Rauma Marine Constructions restarts production after Covid outbreak
Production at Rauma Marine Constructions in Rauma, Finland, was resumed on February 25, after a week-long corona closure.
The company closed production on Friday, February 19, after a cluster of corona infections were uncovered among workers at the shipyard.
According to the City of Rauma, a total of 1,000 people have been tested with 239 workers testing positive for coronavirus.
It appears that the main factor that contributed to the widespread of infections were the shared living and transport arrangements for foreign workers employed at the yard.
“Authorities tested all employees of the shipyard and quarantined the exposed ones. Work will now slowly resume on Thursday and Friday (February 25-26), with a few dozen employees,” RMC said in an update.
“The shipyard will be closed during the weekend, and the next group of workers will arrive at work on Monday, February 29.”

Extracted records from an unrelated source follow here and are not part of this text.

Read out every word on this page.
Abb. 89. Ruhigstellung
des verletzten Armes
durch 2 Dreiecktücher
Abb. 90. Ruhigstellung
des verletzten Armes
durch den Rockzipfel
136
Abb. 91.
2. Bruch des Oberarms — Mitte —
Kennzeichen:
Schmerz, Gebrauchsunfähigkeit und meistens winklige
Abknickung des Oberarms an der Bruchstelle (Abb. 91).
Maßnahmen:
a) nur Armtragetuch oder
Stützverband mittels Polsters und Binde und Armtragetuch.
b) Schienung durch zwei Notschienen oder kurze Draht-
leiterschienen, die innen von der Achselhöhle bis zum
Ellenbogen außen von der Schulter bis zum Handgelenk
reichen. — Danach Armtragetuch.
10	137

As disclosed, RMC has reviewed both its own and its network’s operating practices during the closure.
The shipbuilder has developed a strict plan with the city and local health authorities to establish health and safety requirements targeting eating, housing, and transport arrangements to prevent the further spread of the virus among workers.
Although the shipyard has been operating according to official instructions for a long time, it has clearly not been to a sufficient standard, Jyrki Heinimaa, CEO of Rauma Marine Constructions, says.
“Everyone has done their best and acted according to official guidelines. At this stage, however, it has evidently not been enough. We are therefore enforcing even stricter guidelines and monitoring them closely together with our network partners,” he said.
“More attention will also be paid to the effectiveness of our communication, so that we can be sure that everyone working at the shipyard is aware of the guidelines and their significance also outside of official working hours. Compliance monitoring will be stepped up and RMC will require zero tolerance from all actors.”
According to Heinimaa, the company’s internal communication is multilingual. RMC will next assess whether there is a need to expand the range of languages to ensure that the instructions are fully comprehensible to everyone.
Going forward, work will be staggered, and movement around the shipyard will only be permitted in previously assigned, individual teams.
In addition, lunch breaks and additional breaks will also be staggered more strongly than before. The shipyard has also enforced the use of masks, which is being monitored more strictly.
Furthermore, Rauma Marine Constructions will organise health testing before entering the shipyard area in order to prevent the situation from recurring.
Heinimaa also emphasises that RMC takes the allegations made in the media that various actors in the network have forged their employees’ corona test certificates, extremely seriously.
“We have no knowledge of such activities. However, this is a serious accusation, and we are thoroughly investigating it,” says Heinimaa.